Sabe, estou curtindo tudo isso que o filme está me trazendo. Foi até uma certa surpresa. Pois, quando filmamos, ainda não era tão forte essa coisa das fake news, de escândalos como esse do Facebook, do vazamento de dados e de informações. Não foi algo premonitório, ainda que todo mundo soubesse que isso poderia acontecer, cedo ou tarde. Veja o noticiário de cada dia, sempre com novas denúncias, o julgamento do Lula, esse governo que temos hoje, corrupção por todos os lados. Há muito sobre o que falar. A ficção se faz valer nesse espaço, no lugar de um fato real. Contextualiza, ainda que tenha sido uma conjunção. E vem a calhar com esse meu desejo de participar da discussão.
Daniel de Oliveira tem uma performance excepcional como Rubens, o protagonista. Como foi o teu trabalho com ele?
Desde o princípio, na feitura do roteiro, havia uma importância grande pra gente de manter a ambiguidade de todos os personagens, mas, principalmente, do Rubens. Nosso desejo era questionar. Deixar a dúvida. E o Daniel tem isso. Ele é capaz de fazer desde o bom moço até o vilão. E sempre muito competente. Então, sabendo que ele poderia me trazer essa ambiguidade, sendo muito inteiro, fomos atrás dele.

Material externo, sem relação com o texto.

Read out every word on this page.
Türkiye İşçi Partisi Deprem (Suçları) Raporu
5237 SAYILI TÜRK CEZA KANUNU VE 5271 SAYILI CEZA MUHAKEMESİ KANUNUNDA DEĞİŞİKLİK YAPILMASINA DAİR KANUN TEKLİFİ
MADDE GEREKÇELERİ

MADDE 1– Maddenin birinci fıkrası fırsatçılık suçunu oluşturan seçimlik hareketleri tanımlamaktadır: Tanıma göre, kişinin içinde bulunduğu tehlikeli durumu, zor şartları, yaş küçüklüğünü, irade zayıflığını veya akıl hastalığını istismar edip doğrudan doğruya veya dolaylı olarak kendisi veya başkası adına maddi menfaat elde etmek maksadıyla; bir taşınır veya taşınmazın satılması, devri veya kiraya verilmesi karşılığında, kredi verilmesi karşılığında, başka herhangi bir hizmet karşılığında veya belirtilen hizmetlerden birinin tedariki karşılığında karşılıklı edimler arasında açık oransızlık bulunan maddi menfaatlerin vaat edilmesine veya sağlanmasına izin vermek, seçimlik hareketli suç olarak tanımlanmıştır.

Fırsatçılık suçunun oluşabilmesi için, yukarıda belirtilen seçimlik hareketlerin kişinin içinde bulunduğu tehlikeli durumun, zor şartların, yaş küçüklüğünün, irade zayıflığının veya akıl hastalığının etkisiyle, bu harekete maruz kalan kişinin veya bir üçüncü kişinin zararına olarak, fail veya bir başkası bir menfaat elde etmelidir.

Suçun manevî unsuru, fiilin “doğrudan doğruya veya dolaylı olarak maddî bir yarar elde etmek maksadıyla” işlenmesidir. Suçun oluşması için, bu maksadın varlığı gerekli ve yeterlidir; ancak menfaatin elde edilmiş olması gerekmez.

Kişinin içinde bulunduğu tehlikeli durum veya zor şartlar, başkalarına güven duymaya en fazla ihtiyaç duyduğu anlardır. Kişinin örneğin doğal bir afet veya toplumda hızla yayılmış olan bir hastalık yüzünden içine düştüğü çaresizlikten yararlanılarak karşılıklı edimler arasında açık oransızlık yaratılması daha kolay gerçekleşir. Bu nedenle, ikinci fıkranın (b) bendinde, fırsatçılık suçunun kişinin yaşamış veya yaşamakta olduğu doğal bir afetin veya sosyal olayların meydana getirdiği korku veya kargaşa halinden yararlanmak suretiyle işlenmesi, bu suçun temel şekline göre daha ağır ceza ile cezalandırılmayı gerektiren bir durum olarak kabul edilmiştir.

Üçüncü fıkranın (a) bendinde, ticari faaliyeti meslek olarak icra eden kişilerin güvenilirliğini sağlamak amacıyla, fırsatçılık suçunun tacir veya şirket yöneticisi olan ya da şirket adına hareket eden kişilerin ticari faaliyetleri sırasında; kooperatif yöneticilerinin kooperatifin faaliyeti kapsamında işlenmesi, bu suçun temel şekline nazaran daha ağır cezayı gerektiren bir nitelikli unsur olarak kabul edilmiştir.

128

Com ele à bordo, começamos um processo de leitura muito profundo, passamos dias lendo, mapeando os personagens, descobrindo o que estava por trás deles. E o Rubens tinha essa questão muito forte. Até que chegou uma hora em que o Daniel me perguntou: “poxa, ele fez ou não?”. Ele queria saber para onde ir, entende?
E não interessava para vocês saber se ele abusou ou não do aluno?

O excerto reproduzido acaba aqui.